Jeudi 3 juillet, une partie des discussions des ministres de l'Environnement des Vingt-Sept, réunis à Saint-Cloud en conseil informel, a porté sur l’extension du programme ETS (European trading system), prévue dans le paquet énergie-climat. Mis en place le 1er janvier 2005, ce programme permet aux Etats de distribuer des quotas d’émissions de CO2 à différentes industries, dont la liste a été préalablement définie.
Or, la Commission envisage d’étendre ce système à l’ensemble des gaz à effet de serre (GES), et de fixer des objectifs à des industries qui n’étaient auparavant pas concernées par ce programme. Les Etats membres sont divisés sur la question et plusieurs points ont été soulevés par les ministres au cours des discussions du Conseil informel.
Il y a flexibilité et flexibilité. Les ministres des Vingt-Sept ont surtout deux mots à la bouche: solidarité et flexibilité. Mais trois conceptions de la flexibilité en matière de quotas environnementaux s’affrontent.
- La première, évoquée par certains ministres, consisterait à permettre à un même Etat d'interchanger les quotas dépensés dans les industries soumises au système ETS et celles qui n’y sont pas soumises. il s'agit une proposition très contestée au sein des Etats membres. Vendredi 4 juillet, Jean-Louis Borloo a précisé que ce type d'échanges était écarté par les Etats-membres.
- La seconde entend le terme « flexibilité » comme la possibilité d’échanger des quotas entre deux Etats membres, pour les industries qui ne sont pas soumises au système ETS. Cette proposition, initiée par la Suède, semble rencontrer un écho favorable chez les ministres de l’Environnement.

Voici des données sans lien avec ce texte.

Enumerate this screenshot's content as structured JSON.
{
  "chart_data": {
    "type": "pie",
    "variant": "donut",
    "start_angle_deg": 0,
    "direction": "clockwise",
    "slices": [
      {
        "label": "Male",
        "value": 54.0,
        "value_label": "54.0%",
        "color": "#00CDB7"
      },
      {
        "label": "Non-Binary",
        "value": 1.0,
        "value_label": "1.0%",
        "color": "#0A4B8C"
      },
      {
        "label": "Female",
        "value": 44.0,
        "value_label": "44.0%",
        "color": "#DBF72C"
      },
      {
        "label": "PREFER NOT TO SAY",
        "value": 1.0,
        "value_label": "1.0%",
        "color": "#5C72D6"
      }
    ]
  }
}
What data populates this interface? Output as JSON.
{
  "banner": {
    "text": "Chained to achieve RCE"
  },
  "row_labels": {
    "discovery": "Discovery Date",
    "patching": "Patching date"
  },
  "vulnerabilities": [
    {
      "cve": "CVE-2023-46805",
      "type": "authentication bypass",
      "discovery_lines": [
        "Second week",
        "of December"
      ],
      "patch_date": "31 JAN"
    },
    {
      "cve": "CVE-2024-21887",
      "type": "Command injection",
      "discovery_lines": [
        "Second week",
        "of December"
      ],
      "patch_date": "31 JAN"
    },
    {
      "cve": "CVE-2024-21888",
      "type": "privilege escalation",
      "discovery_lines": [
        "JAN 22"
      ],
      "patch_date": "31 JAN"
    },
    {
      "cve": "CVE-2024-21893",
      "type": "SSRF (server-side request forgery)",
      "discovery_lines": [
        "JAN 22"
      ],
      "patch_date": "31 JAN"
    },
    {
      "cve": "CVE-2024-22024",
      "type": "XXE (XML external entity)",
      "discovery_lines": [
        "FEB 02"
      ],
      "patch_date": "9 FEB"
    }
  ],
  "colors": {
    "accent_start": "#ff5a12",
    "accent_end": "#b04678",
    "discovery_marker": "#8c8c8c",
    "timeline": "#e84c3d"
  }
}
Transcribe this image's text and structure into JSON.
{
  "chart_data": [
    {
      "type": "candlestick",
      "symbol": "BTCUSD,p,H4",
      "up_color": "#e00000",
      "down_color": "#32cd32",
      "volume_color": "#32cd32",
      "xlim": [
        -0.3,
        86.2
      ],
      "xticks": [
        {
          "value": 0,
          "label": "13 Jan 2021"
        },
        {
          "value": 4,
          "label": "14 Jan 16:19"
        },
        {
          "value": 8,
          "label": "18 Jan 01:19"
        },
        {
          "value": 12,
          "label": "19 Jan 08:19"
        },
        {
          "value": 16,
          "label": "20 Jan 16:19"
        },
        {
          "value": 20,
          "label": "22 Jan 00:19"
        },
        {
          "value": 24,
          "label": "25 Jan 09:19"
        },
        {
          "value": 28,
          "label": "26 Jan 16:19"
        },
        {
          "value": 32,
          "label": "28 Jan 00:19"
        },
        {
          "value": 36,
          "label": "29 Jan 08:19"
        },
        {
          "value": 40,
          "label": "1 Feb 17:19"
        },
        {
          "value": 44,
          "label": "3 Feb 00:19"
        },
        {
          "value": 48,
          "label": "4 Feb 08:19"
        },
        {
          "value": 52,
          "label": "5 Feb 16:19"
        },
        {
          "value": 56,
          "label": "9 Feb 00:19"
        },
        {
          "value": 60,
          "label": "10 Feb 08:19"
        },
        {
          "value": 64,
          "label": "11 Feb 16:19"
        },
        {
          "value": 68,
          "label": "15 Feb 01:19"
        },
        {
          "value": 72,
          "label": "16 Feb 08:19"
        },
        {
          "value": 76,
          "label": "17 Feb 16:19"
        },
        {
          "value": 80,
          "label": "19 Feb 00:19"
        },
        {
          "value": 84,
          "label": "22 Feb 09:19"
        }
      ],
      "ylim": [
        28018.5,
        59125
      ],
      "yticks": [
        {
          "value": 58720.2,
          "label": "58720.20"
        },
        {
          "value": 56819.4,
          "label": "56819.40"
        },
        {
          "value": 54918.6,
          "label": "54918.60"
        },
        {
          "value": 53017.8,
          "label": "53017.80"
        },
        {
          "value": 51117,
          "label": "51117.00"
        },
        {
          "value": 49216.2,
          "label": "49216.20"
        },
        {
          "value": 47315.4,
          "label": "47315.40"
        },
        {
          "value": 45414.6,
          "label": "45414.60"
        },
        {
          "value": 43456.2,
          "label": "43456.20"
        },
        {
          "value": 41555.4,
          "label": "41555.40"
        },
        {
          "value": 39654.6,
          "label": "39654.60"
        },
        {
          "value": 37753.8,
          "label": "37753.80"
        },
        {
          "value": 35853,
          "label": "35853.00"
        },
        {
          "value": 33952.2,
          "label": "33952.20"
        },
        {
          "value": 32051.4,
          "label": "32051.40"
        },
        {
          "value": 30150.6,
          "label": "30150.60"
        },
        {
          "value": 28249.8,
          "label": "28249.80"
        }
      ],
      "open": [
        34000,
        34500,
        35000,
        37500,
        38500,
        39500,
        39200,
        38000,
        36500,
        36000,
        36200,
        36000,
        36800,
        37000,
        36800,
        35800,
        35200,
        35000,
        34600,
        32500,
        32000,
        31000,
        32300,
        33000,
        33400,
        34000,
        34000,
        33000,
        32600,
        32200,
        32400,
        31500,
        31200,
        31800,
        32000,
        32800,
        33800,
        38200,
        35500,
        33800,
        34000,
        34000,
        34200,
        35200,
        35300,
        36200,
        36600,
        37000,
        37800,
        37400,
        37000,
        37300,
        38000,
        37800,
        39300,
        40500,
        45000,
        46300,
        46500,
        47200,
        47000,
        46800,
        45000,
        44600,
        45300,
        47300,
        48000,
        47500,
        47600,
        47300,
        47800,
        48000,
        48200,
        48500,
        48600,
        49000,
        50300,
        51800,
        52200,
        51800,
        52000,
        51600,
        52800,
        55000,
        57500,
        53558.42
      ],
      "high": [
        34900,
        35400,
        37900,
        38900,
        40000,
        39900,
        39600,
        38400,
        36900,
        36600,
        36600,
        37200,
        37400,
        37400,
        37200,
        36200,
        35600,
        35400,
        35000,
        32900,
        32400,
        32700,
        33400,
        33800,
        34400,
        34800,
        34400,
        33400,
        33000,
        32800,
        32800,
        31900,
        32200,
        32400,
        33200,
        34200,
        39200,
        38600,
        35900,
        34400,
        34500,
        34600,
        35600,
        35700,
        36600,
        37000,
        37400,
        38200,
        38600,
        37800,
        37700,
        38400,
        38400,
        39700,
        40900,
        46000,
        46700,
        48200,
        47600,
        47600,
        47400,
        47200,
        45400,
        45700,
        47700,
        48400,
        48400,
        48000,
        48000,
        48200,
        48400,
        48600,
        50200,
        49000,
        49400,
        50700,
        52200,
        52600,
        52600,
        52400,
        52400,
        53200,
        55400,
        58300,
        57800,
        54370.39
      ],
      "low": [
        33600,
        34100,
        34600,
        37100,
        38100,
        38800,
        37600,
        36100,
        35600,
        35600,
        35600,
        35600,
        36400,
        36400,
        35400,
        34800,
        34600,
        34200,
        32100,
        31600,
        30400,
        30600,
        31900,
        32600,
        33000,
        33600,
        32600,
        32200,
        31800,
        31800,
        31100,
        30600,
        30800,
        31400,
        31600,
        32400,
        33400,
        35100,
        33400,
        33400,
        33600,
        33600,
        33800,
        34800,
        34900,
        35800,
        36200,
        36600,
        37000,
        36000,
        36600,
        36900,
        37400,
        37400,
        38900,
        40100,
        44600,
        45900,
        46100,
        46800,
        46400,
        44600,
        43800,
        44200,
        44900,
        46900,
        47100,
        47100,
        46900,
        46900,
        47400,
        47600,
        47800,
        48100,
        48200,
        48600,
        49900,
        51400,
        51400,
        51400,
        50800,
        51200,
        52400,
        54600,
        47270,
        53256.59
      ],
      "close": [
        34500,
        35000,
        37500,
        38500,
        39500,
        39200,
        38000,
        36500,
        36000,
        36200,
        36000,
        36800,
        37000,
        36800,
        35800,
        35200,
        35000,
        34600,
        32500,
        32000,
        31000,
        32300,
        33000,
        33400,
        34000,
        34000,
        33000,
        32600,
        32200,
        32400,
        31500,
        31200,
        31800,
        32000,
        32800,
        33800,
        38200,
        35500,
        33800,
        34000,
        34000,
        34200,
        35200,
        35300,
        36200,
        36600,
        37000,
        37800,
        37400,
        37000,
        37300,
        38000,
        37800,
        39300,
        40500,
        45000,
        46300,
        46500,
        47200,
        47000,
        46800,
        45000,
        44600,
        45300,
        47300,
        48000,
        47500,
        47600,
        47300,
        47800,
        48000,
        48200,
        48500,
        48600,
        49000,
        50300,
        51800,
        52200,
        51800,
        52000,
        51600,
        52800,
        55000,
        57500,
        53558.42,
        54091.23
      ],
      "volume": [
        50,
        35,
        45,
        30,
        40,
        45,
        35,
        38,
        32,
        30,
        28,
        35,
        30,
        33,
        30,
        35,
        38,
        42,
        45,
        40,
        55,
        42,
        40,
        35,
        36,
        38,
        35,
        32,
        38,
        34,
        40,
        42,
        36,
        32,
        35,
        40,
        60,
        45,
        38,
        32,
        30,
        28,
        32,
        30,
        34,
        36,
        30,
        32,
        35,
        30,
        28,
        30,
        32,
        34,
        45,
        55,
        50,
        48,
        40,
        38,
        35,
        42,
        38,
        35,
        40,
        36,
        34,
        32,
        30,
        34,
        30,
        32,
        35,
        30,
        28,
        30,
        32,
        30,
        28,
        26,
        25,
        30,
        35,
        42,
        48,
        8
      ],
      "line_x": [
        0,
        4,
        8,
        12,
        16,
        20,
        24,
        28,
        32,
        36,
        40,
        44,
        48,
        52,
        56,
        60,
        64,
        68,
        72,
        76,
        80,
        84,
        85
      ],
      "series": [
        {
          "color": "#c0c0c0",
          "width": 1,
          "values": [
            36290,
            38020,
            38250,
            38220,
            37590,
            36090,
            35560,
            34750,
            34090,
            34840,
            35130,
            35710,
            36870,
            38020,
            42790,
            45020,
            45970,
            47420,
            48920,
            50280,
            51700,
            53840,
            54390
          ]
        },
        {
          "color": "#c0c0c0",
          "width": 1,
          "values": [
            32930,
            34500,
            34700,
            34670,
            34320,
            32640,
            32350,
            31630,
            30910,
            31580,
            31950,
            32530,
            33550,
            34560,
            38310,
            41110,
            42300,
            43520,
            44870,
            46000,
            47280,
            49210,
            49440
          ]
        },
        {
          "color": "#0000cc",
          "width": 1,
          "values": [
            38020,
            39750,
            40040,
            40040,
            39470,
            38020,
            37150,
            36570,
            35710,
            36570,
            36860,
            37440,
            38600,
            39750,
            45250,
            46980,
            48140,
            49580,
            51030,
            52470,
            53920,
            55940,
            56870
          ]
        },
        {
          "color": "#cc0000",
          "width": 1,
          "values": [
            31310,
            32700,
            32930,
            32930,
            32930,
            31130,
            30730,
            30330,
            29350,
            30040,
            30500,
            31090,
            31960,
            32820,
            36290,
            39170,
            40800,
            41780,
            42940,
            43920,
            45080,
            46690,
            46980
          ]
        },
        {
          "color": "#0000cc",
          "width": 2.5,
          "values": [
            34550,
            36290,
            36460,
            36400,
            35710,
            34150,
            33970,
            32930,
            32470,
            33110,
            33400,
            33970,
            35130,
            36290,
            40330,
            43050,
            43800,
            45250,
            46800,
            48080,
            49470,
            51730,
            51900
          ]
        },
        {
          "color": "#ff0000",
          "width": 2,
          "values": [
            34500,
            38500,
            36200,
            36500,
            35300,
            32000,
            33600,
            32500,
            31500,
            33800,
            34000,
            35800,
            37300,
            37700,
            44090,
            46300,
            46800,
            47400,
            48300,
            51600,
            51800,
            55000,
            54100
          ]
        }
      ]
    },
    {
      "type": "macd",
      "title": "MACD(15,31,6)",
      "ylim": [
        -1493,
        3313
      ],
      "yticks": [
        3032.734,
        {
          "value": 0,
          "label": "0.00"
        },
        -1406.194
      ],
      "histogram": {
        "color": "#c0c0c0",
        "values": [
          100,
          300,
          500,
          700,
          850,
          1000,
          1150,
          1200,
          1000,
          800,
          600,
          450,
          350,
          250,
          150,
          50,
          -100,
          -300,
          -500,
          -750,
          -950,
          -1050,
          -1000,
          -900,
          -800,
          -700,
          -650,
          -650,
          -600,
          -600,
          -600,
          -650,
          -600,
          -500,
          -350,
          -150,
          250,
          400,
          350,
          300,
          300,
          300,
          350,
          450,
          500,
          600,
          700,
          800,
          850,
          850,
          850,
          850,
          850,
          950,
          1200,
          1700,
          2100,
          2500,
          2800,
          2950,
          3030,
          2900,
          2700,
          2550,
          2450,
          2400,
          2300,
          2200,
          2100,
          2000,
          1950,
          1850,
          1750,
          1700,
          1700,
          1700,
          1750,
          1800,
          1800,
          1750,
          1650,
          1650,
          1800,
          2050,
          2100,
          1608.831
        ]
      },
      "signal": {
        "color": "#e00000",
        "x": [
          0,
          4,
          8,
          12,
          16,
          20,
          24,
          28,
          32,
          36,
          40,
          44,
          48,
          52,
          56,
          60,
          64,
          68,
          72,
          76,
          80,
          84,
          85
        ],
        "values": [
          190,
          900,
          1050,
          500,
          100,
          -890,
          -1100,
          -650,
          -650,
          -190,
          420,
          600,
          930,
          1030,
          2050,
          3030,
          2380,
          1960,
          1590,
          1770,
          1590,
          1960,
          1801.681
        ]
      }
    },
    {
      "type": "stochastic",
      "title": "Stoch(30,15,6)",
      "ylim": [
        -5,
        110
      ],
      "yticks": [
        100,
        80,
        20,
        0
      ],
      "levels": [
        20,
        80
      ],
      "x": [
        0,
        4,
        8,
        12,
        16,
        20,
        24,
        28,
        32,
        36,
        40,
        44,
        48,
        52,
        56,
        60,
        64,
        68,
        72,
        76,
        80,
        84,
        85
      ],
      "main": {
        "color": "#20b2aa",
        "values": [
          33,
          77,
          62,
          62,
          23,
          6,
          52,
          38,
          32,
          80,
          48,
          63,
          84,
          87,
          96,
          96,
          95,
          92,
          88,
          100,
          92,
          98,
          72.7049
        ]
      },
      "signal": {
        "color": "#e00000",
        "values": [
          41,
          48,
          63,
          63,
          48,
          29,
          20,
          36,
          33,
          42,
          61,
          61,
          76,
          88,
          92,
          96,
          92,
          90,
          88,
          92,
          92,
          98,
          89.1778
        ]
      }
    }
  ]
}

- La troisième, enfin, fait référence au Mécanisme de développement propre du protocole de Kyoto (MdP), qui incite les pays industrialisés à réaliser des projets permettant de réduire ou de stocker les émissions de GES dans les pays en développement. En échange, ils reçoivent des crédits d'émissions qu'ils peuvent utiliser pour atteindre leurs propres objectifs.
Année de référence. Le paquet énergie-climat instaure 2005 comme année de référence pour fixer à 21% le taux de réduction des émissions relevant de l’ETS. Lors du dernier Conseil des ministres de l'Environnement à Bruxelles, les 5 et 6 juin derniers, un groupe de pays, emmené par la Hongrie, a indiqué vouloir que ce chiffre tienne compte des efforts accomplis par les Etats membres entre 1990, année de référence du protocole de Kyoto, et 2005.
Mais alors que les négociations progressent, la Présidence française avance sa stratégie. Son but: évincer la proposition hongroise et proposer aux Etats membres davantage de flexibilité, en partant d’une moyenne calculée sur deux ou trois années récentes (par exemple, 2005, 2006, 2007). Au-delà, il s'agit d'aboutir à un consensus sur ces questions avant le Conseil des ministres de l'Environnnement d'octobre.
Fuites de carbone. L’ensemble des Etats membres ont exprimé leur volonté d’accélérer le calendrier pour définir des mesures compensant les pertes des secteurs trop énergivores. L’Allemagne, en première ligne sur ce dossier, se heurte à la Commission, pour qui un calendrier trop précoce fragiliserait les négociations internationales dans ce domaine.